Etrangers criminels
La commission des affaires juridiques du Conseil national soutient, dans un co-rapport, les propositions du Conseil fédéral concernant l’initiative pour le renvoi effectif des étrangers criminels.

La commission a examiné l’initiative populaire pour le renvoi effectif des étrangers criminels (initiative de mise en œuvre) (13.091). Par 17 voix contre 7, elle a décidé d’adresser des propositions dans un co-rapport à la Commission des institutions politiques du Conseil national, en charge du dossier. Par 18 voix contre 7, une majorité de la commission propose de recommander au peuple et aux cantons de rejeter l’initiative en votation populaire. La majorité de la commission considère que le renvoi automatique des étrangers condamnés pour des infractions indépendamment de la sanction encourue est disproportionné et contrevient aux principes fondamentaux de l’Etat de droit.

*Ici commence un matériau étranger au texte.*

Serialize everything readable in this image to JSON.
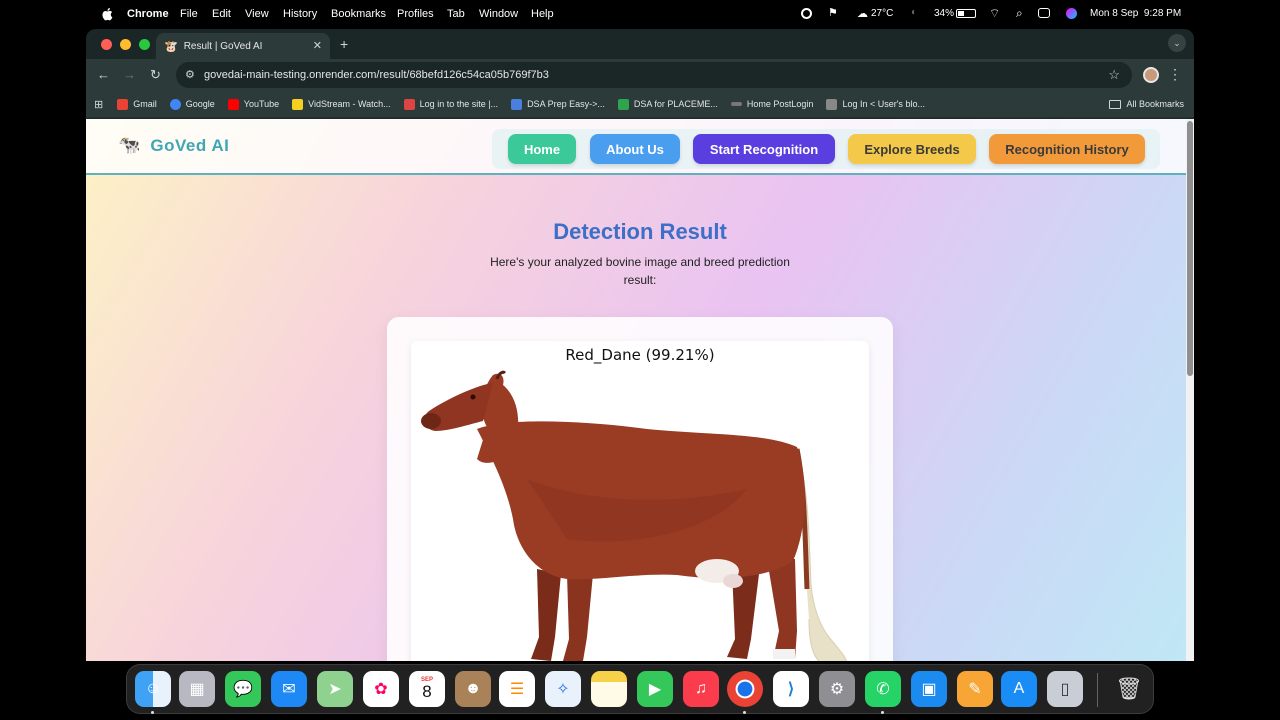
{
  "menubar": {
    "app_name": "Chrome",
    "menus": [
      "File",
      "Edit",
      "View",
      "History",
      "Bookmarks",
      "Profiles",
      "Tab",
      "Window",
      "Help"
    ],
    "weather": "27°C",
    "battery": "34%",
    "datetime": "Mon 8 Sep  9:28 PM"
  },
  "browser": {
    "tab_title": "Result | GoVed AI",
    "url": "govedai-main-testing.onrender.com/result/68befd126c54ca05b769f7b3",
    "bookmarks": [
      {
        "label": "Gmail",
        "color": "#ea4335"
      },
      {
        "label": "Google",
        "color": "#4285f4"
      },
      {
        "label": "YouTube",
        "color": "#ff0000"
      },
      {
        "label": "VidStream - Watch...",
        "color": "#f5d020"
      },
      {
        "label": "Log in to the site |...",
        "color": "#d44"
      },
      {
        "label": "DSA Prep Easy->...",
        "color": "#4a7fe0"
      },
      {
        "label": "DSA for PLACEME...",
        "color": "#2ea44f"
      },
      {
        "label": "Home PostLogin",
        "color": "#777"
      },
      {
        "label": "Log In < User's blo...",
        "color": "#888"
      }
    ],
    "all_bookmarks": "All Bookmarks"
  },
  "site": {
    "logo_text": "GoVed AI",
    "nav": {
      "home": "Home",
      "about": "About Us",
      "start": "Start Recognition",
      "explore": "Explore Breeds",
      "history": "Recognition History"
    },
    "title": "Detection Result",
    "subtitle": "Here's your analyzed bovine image and breed prediction result:",
    "prediction": "Red_Dane (99.21%)"
  },
  "dock": {
    "calendar_month": "SEP",
    "calendar_day": "8"
  }
}
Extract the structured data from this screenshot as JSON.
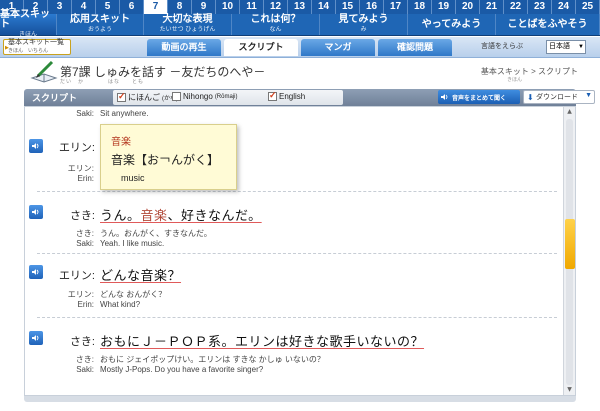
{
  "lesson_numbers": [
    "1",
    "2",
    "3",
    "4",
    "5",
    "6",
    "7",
    "8",
    "9",
    "10",
    "11",
    "12",
    "13",
    "14",
    "15",
    "16",
    "17",
    "18",
    "19",
    "20",
    "21",
    "22",
    "23",
    "24",
    "25"
  ],
  "active_lesson": "7",
  "categories": [
    {
      "label": "基本スキット",
      "sub": "きほん"
    },
    {
      "label": "応用スキット",
      "sub": "おうよう"
    },
    {
      "label": "大切な表現",
      "sub": "たいせつ ひょうげん"
    },
    {
      "label": "これは何？",
      "sub": "なん"
    },
    {
      "label": "見てみよう",
      "sub": "み"
    },
    {
      "label": "やってみよう",
      "sub": ""
    },
    {
      "label": "ことばをふやそう",
      "sub": ""
    }
  ],
  "subnav": {
    "back_label": "基本スキット一覧",
    "back_sub": "きほん　いちらん",
    "tabs": [
      {
        "label": "動画の再生"
      },
      {
        "label": "スクリプト"
      },
      {
        "label": "マンガ"
      },
      {
        "label": "確認問題"
      }
    ],
    "lang_label": "言語をえらぶ",
    "lang_value": "日本語"
  },
  "lesson": {
    "title": "第7課 しゅみを話す －友だちのへや－",
    "ruby": "だい　か　　　　はな　　とも",
    "breadcrumb": "基本スキット > スクリプト",
    "breadcrumb_ruby": "きほん"
  },
  "toolbar": {
    "label": "スクリプト",
    "check1": "にほんご",
    "check1_sub": "(かな)",
    "check2": "Nihongo",
    "check2_sub": "(Rōmaji)",
    "check3": "English",
    "audio_all": "音声をまとめて聞く",
    "download": "ダウンロード"
  },
  "script": {
    "partial_top": {
      "speaker": "Saki:",
      "text": "Sit anywhere."
    },
    "lines": [
      {
        "speaker": "エリン:",
        "text": "",
        "sub_speaker": "エリン:",
        "sub_text": "",
        "en_speaker": "Erin:",
        "en_text": ""
      },
      {
        "speaker": "さき:",
        "text_pre": "うん。",
        "text_hl": "音楽",
        "text_post": "、好きなんだ。",
        "sub_speaker": "さき:",
        "sub_text": "うん。おんがく、すきなんだ。",
        "en_speaker": "Saki:",
        "en_text": "Yeah. I like music."
      },
      {
        "speaker": "エリン:",
        "text": "どんな音楽？",
        "sub_speaker": "エリン:",
        "sub_text": "どんな おんがく？",
        "en_speaker": "Erin:",
        "en_text": "What kind?"
      },
      {
        "speaker": "さき:",
        "text": "おもにＪ－ＰＯＰ系。エリンは好きな歌手いないの？",
        "sub_speaker": "さき:",
        "sub_text": "おもに ジェイポップけい。エリンは すきな かしゅ いないの？",
        "en_speaker": "Saki:",
        "en_text": "Mostly J-Pops. Do you have a favorite singer?"
      }
    ]
  },
  "tooltip": {
    "word": "音楽",
    "reading": "音楽【お￢んがく】",
    "meaning": "music"
  },
  "colors": {
    "accent": "#1a5aa6",
    "highlight": "#b24a3a",
    "tooltip_bg": "#fffbd6"
  }
}
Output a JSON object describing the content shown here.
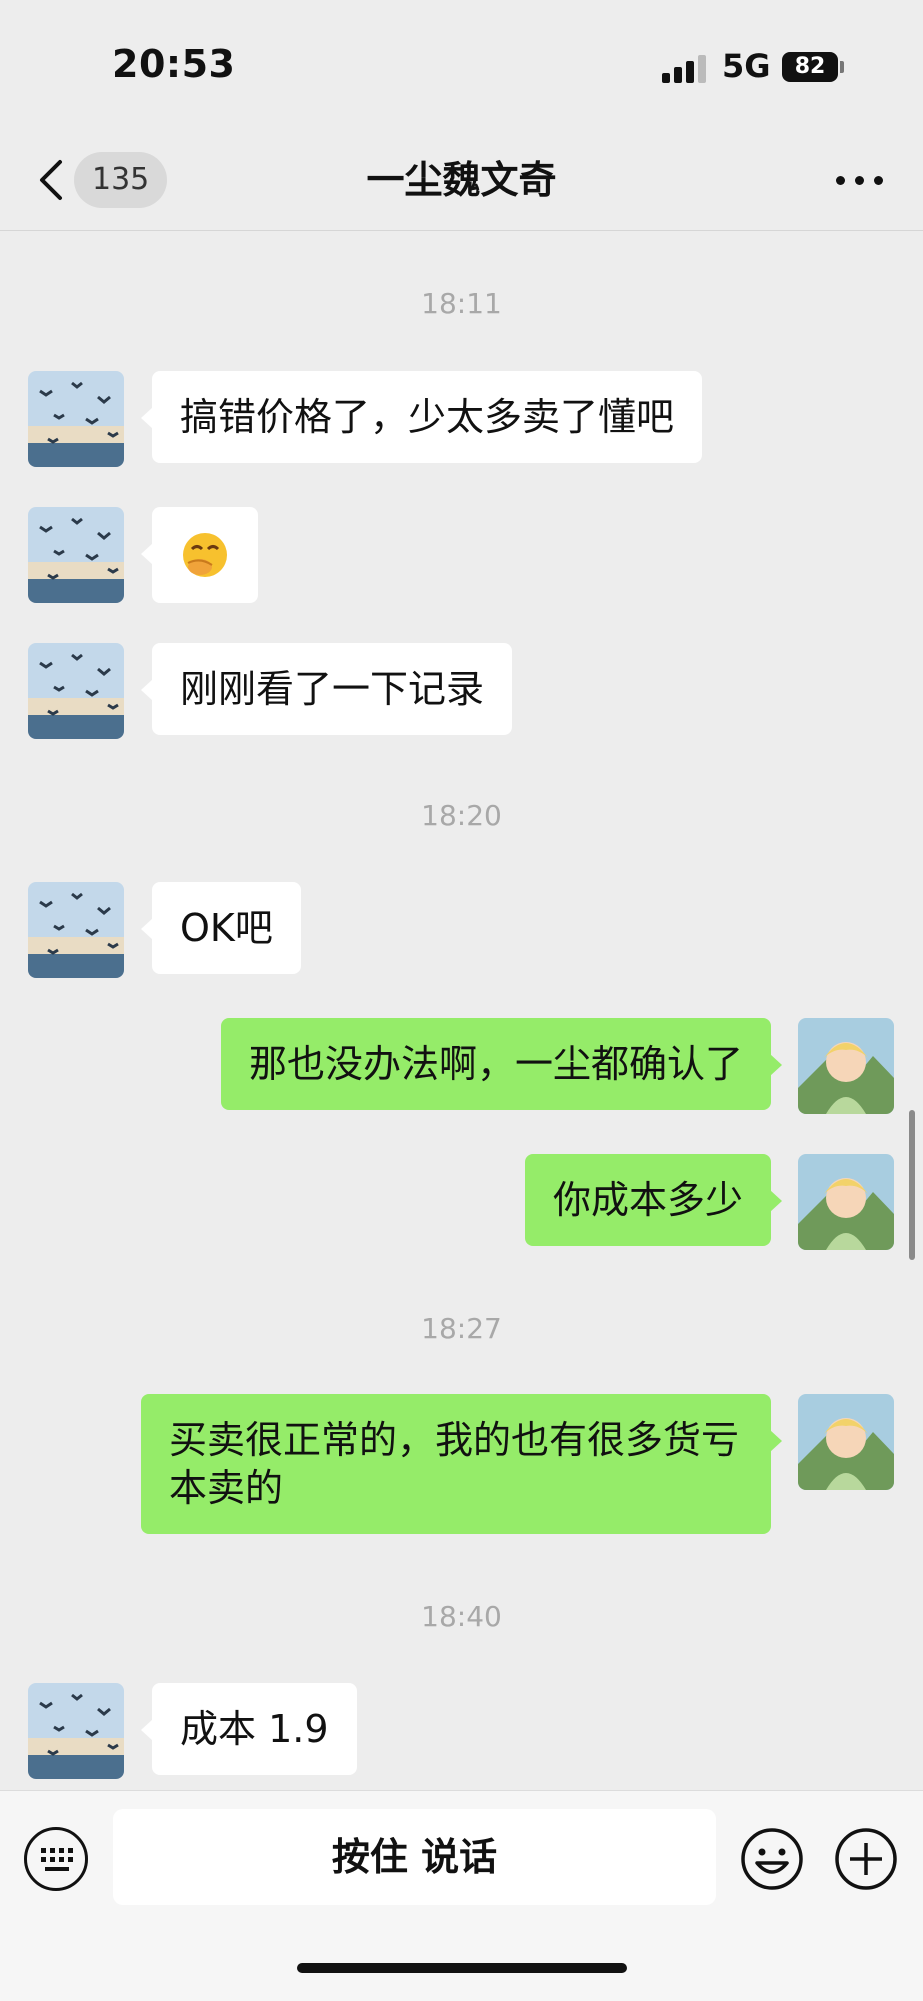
{
  "status_bar": {
    "time": "20:53",
    "network": "5G",
    "battery": "82"
  },
  "header": {
    "back_count": "135",
    "title": "一尘魏文奇"
  },
  "messages": [
    {
      "type": "time",
      "text": "18:11"
    },
    {
      "type": "text",
      "side": "left",
      "text": "搞错价格了，少太多卖了懂吧"
    },
    {
      "type": "emoji",
      "side": "left",
      "icon": "face-with-hand-over-mouth-emoji"
    },
    {
      "type": "text",
      "side": "left",
      "text": "刚刚看了一下记录"
    },
    {
      "type": "time",
      "text": "18:20"
    },
    {
      "type": "text",
      "side": "left",
      "text": "OK吧"
    },
    {
      "type": "text",
      "side": "right",
      "text": "那也没办法啊，一尘都确认了"
    },
    {
      "type": "text",
      "side": "right",
      "text": "你成本多少"
    },
    {
      "type": "time",
      "text": "18:27"
    },
    {
      "type": "text",
      "side": "right",
      "text": "买卖很正常的，我的也有很多货亏本卖的"
    },
    {
      "type": "time",
      "text": "18:40"
    },
    {
      "type": "text",
      "side": "left",
      "text": "成本 1.9"
    }
  ],
  "input_bar": {
    "hold_to_talk_label": "按住 说话"
  },
  "colors": {
    "background": "#ededed",
    "sent_bubble": "#95ec69",
    "received_bubble": "#ffffff"
  }
}
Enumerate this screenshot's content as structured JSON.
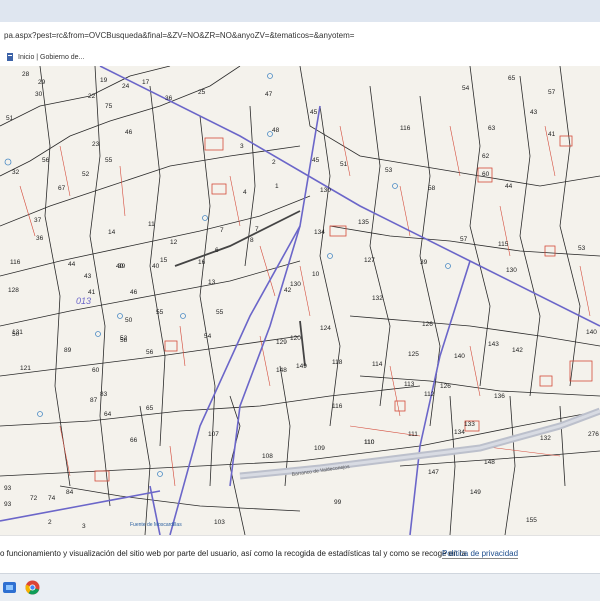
{
  "browser": {
    "url": "pa.aspx?pest=rc&from=OVCBusqueda&final=&ZV=NO&ZR=NO&anyoZV=&tematicos=&anyotem=",
    "bookmark_label": "Inicio | Gobierno de..."
  },
  "map": {
    "parcel_labels": [
      "29",
      "28",
      "19",
      "17",
      "30",
      "47",
      "45",
      "65",
      "54",
      "57",
      "22",
      "75",
      "24",
      "36",
      "25",
      "116",
      "63",
      "51",
      "41",
      "43",
      "23",
      "46",
      "48",
      "2",
      "56",
      "52",
      "55",
      "51",
      "45",
      "62",
      "32",
      "67",
      "3",
      "4",
      "1",
      "130",
      "53",
      "58",
      "60",
      "44",
      "37",
      "14",
      "11",
      "12",
      "7",
      "7",
      "135",
      "57",
      "115",
      "53",
      "36",
      "40",
      "15",
      "16",
      "6",
      "8",
      "134",
      "39",
      "130",
      "116",
      "44",
      "43",
      "39",
      "40",
      "13",
      "10",
      "127",
      "130",
      "128",
      "46",
      "41",
      "42",
      "132",
      "131",
      "50",
      "52",
      "55",
      "55",
      "120",
      "129",
      "124",
      "126",
      "143",
      "142",
      "140",
      "50",
      "89",
      "58",
      "56",
      "54",
      "149",
      "118",
      "114",
      "125",
      "140",
      "60",
      "121",
      "148",
      "136",
      "113",
      "126",
      "65",
      "112",
      "87",
      "83",
      "109",
      "64",
      "116",
      "111",
      "133",
      "134",
      "132",
      "276",
      "66",
      "107",
      "108",
      "110",
      "147",
      "148",
      "84",
      "72",
      "74",
      "93",
      "93",
      "99",
      "110",
      "149",
      "155",
      "2",
      "3",
      "103"
    ],
    "sheet_code": "013",
    "place_labels": [
      "Fuente de Moscardillas",
      "Barranco de Valdeconejos"
    ]
  },
  "cookie_bar": {
    "text": "o funcionamiento y visualización del sitio web por parte del usuario, así como la recogida de estadísticas tal y como se recoge en la",
    "link": "Política de privacidad"
  },
  "colors": {
    "parcel_line": "#2a2a2a",
    "road_line": "#6b66c9",
    "building": "#d44a3a",
    "label": "#222222",
    "water": "#4a8ac4"
  }
}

Par 16 voix contre 9, la commission se prononce pour la nullité partielle de l’initiative populaire en raison de la norme qui définit de manière restrictive le droit international impératif et qui conduirait immanquablement à des violations de plusieurs traités internationaux auxquels la Suisse a adhéré. Pour la minorité de la commission, l’initiative populaire peut être interprétée de façon compatible avec le droit en vigueur; elle propose de soumettre l’initiative complète au vote du peuple et des cantons, en recommandant son acceptation.
 
 
Entretien de l’enfant
Au terme d’un débat nourri, la commission a décidé, par 15 voix contre 5 et 2 abstentions, d’entrer en matière sur le projet visant à modifier les dispositions du code civil qui concernent l’entretien de l’enfant (13.101). Il s’agit du deuxième volet du projet de révision qui place le bien-être de l’enfant au cœur de la réflexion. Au vu du grand nombre de questions qui se posent, la commission a décidé de procéder à des auditions lors de sa prochaine séance. Une minorité propose pour sa part de ne pas entrer en matière sur le projet.
 
 
Prescription civile
La commission a mené une première discussion sur le projet de révision du droit de la prescription (13.100), sans prendre de décision; des auditions auront lieu à la prochaine séance. Le projet apporte notamment un début de solution au problème des préjudices différés, par exemple liés à une exposition à l’amiante, en proposant de porter le délai de prescription à 30 ans.
 
Procédure pénale par défaut
La commission a décidé par 12 voix contre 10 avec 2 abstentions de donner suite à l’initiative parlementaire 13.427 déposée par Mme Schneider Schüttel: la procédure par défaut (art. 366 ss CPP) doit être simplifiée pour permettre au tribunal de renoncer à fixer de nouveaux débats.
 
 
Effacement des profils d’ADN
Par 15 voix contre 9, la commission propose au Conseil national de ne pas donner suite à l’initiative parlementaire 13.408 déposée par Mme Andrea Geissbühler. Une minorité entend proposer au conseil d’y donner suite. Le texte vise à limiter l’effacement des profils d’ADN à certains cas.
 
 
Publication des dons faits aux politiques
La commission refuse, par 10 voix contre 9 et 5 abstentions, de se rallier à la décision de son homologue du Conseil des Etats de donner suite à l’initiative parlementaire 12.499. Dans le même temps, elle a décidé d’élaborer une initiative de commission (14.400) qui reprend le point 2 de l’initiative 12.499: il s’agit de contraindre les sociétés dominées par la Confédération ou par une autre collectivité publique de déclarer dans leurs comptes annuels tous les dons faits à des acteurs, partis ou organisations politiques.
 
 
Droit pénal relatif aux infractions sexuelles
Par 17 voix contre 7, la commission propose de ne pas donner suite à une pétition déposée par une classe d’une école de Hittnau qui demande un durcissement des peines à l’encontre des «abuseurs d’enfants» (13.2039). La majorité de la commission estime que le droit actuel est suffisant. Les auteurs d’actes d’ordre sexuel avec des enfants commettent en général en même temps des actes relevant notamment de la contrainte sexuelle ou du viol et le juge peut prononcer des peines allant jusqu’à 15 ou même 20 ans. Une minorité de la commission aimerait donner suite à la pétition.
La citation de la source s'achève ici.